Speeders rampant on 19th Street in South Pittsburg

Friday, January 1, 1904

photo These 20 mph speed limit and warning signs are posted on South Pittsburg's 19th Street, but local residents complain that speeders are rife on the road. Photo by Ryan Lewis

SOUTH PITTSBURG, Tenn. - City officials have been working for months to slow down speeders on 19th Street, but so far nothing has been very effective.

Resident Barbara Ables recently said something needs to be done about speeding along her street because she fears a horrible accident is looming.

The speed limit was 15 mph, she said, but it was raised to 20 mph last year.

"I was told it was too hard to go 15 on 19th," she said in May. "That just gave them license to go faster. We have got more children down there now than we have had in many a year. Somebody's going to get run over."
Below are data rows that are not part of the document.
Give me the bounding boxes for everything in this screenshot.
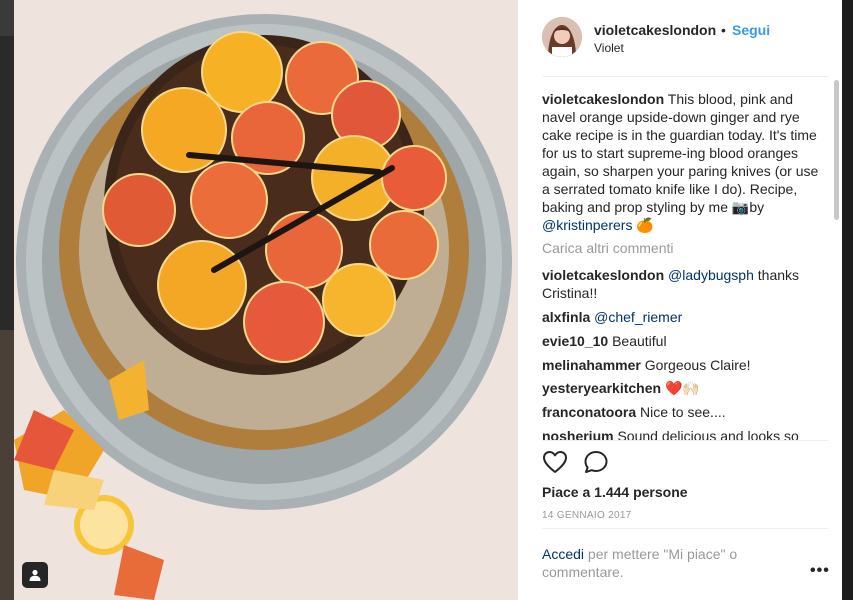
comment-text: Nice to see.... [636,404,726,420]
post-header: violetcakeslondon • Segui Violet [518,0,842,76]
footer-divider [542,528,828,529]
comment-mention[interactable]: @ladybugsph [668,267,754,283]
camera-emoji: 📷 [731,199,750,215]
background-page-fragment [0,330,14,600]
comment-item: franconatoora Nice to see.... [542,403,824,421]
comment-mention[interactable]: @chef_riemer [594,309,682,325]
caption-by: by [749,199,765,215]
post-photo[interactable] [14,0,518,600]
caption-text: This blood, pink and navel orange upside… [542,91,819,215]
comment-item: alxfinla @chef_riemer [542,308,824,326]
caption: violetcakeslondon This blood, pink and n… [542,90,824,234]
more-options-icon[interactable]: ••• [810,562,830,580]
post-username[interactable]: violetcakeslondon [594,22,716,38]
load-more-comments-button[interactable]: Carica altri commenti [542,240,673,256]
comment-item: melinahammer Gorgeous Claire! [542,356,824,374]
comments-divider [542,440,828,441]
comment-text: Sound delicious and looks so [613,428,799,440]
comment-username[interactable]: nosherium [542,428,614,440]
comments-list[interactable]: violetcakeslondon This blood, pink and n… [542,78,842,440]
comment-item: nosherium Sound delicious and looks so [542,427,824,440]
display-name: Violet [594,41,624,55]
caption-mention[interactable]: @kristinperers [542,217,632,233]
heart-icon[interactable] [542,450,568,474]
separator-dot: • [721,22,726,38]
comment-username[interactable]: violetcakeslondon [542,267,664,283]
like-count[interactable]: Piace a 1.444 persone [542,484,688,500]
comments-scrollbar[interactable] [834,80,839,220]
header-divider [542,76,828,77]
background-page-strip [0,0,14,600]
login-prompt: Accedi per mettere "Mi piace" o commenta… [542,545,782,581]
caption-username[interactable]: violetcakeslondon [542,91,664,107]
comment-username[interactable]: evie10_10 [542,333,608,349]
avatar[interactable] [542,17,582,57]
comment-username[interactable]: alxfinla [542,309,590,325]
background-page-fragment [0,0,14,36]
post-date: 14 GENNAIO 2017 [542,510,632,521]
comment-text: Beautiful [608,333,667,349]
user-tag-icon[interactable] [22,562,48,588]
comment-text: ❤️🙌🏻 [661,380,700,396]
cake-illustration [14,0,518,600]
comment-icon[interactable] [583,450,609,474]
comment-username[interactable]: melinahammer [542,357,641,373]
comment-text: Gorgeous Claire! [640,357,751,373]
post-side-panel: violetcakeslondon • Segui Violet violetc… [518,0,842,600]
comment-username[interactable]: franconatoora [542,404,636,420]
comment-username[interactable]: yesteryearkitchen [542,380,661,396]
login-link[interactable]: Accedi [542,546,584,562]
comment-item: violetcakeslondon @ladybugsph thanks Cri… [542,266,824,302]
comment-item: yesteryearkitchen ❤️🙌🏻 [542,379,824,397]
background-edge [842,0,853,600]
follow-button[interactable]: Segui [732,22,770,38]
comment-item: evie10_10 Beautiful [542,332,824,350]
orange-emoji: 🍊 [636,217,654,233]
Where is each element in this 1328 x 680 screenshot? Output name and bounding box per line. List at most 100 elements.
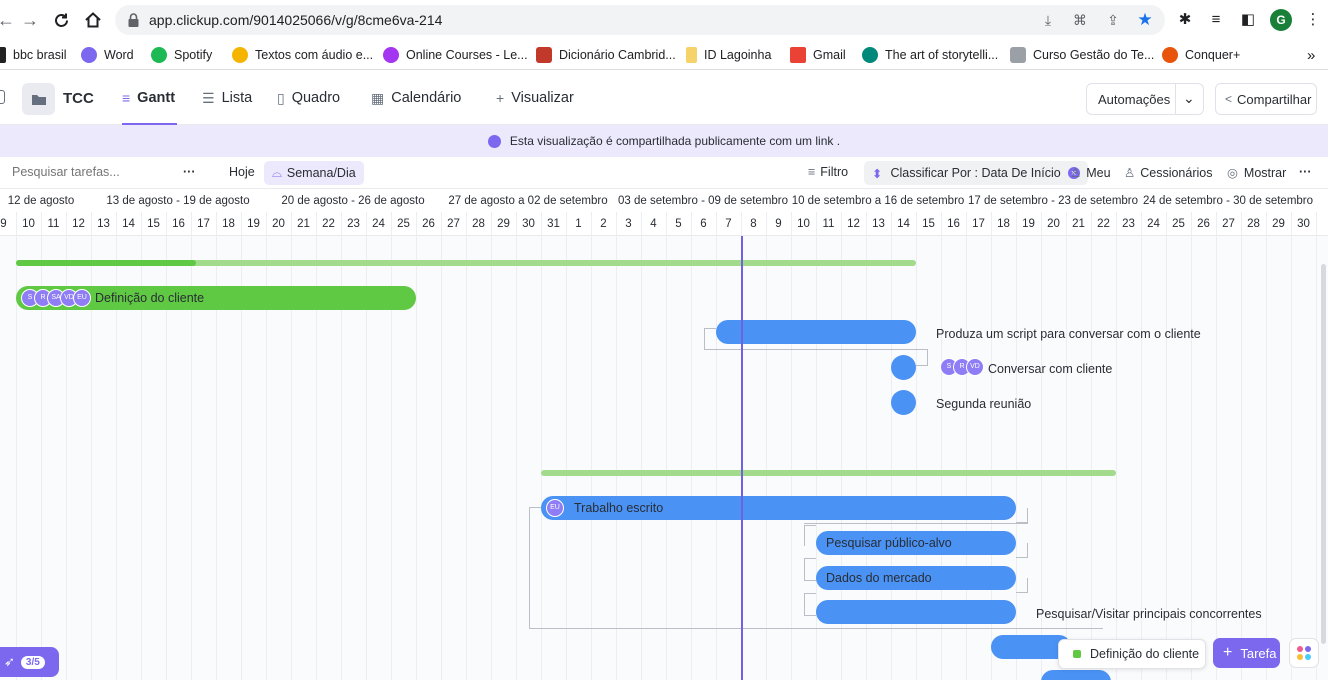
bookmark-lagoinha[interactable]: ID Lagoinha bbox=[686, 47, 771, 63]
bookmark-spotify[interactable]: Spotify bbox=[151, 47, 212, 63]
dependency-line bbox=[529, 507, 541, 629]
day-label: 21 bbox=[1072, 218, 1085, 230]
scale-selector[interactable]: ⌓ Semana/Dia bbox=[264, 161, 364, 185]
forward-icon[interactable]: → bbox=[18, 8, 42, 32]
install-icon[interactable]: ⤓ bbox=[1040, 12, 1056, 28]
bookmark-storytelling[interactable]: The art of storytelli... bbox=[862, 47, 998, 63]
task-milestone-conversar[interactable] bbox=[891, 355, 916, 380]
share-button[interactable]: < Compartilhar bbox=[1215, 83, 1317, 115]
person-icon: ♙ bbox=[1070, 166, 1082, 180]
task-bar-partial[interactable] bbox=[1041, 670, 1111, 680]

Mayor Jane Dawkins said the road is monitored more than any other and has the lowest speed limit in the city.

"We've put up new 'Children At Play' signs," she said last month. "The highway patrol is required to spend an hour per shift there, and they have to check in down there to verify that. I don't know anywhere else they do that."

Police Chief Dale Winters said his officers are required to spend at least one hour per shift monitoring the road as well, and sometimes empty patrol cars are left there in an effort to slow traffic.

"Speeding is a problem down there," he said. "We can sit there all day long, and they'll slow down.

"As soon as they're [police] gone, they're flying again," Ables said. "The police try, I know. They've done good."

One possible solution is installing a three-way stop at 19th Street and Hamilton Avenue, City Administrator Sammy Burrows said.

The South Pittsburg City Commission would have to approve an ordinance for that, he said.

"We'll try this and see what happens," he said. "We're not going to let it go. I don't know what's going to work, but we can at least try something."

Ables is not confident a new stop sign will be effective.

"They don't stop for the four-way [stop at Cumberland Avenue]," she said. "I don't see why they would stop for a three."

Several other solutions have been proposed, Ables said, including using an optical illusion.

Dawkins said the three-dimensional artwork involves children's characters painted on the road.

"From a certain distance, it looks like the children are crossing the street," she said.

At this point, Dawkins said, there may not be much more the city can do to control the problem.

"We're just going to keep trying to do what we can do and maybe we'll find a solution," she said.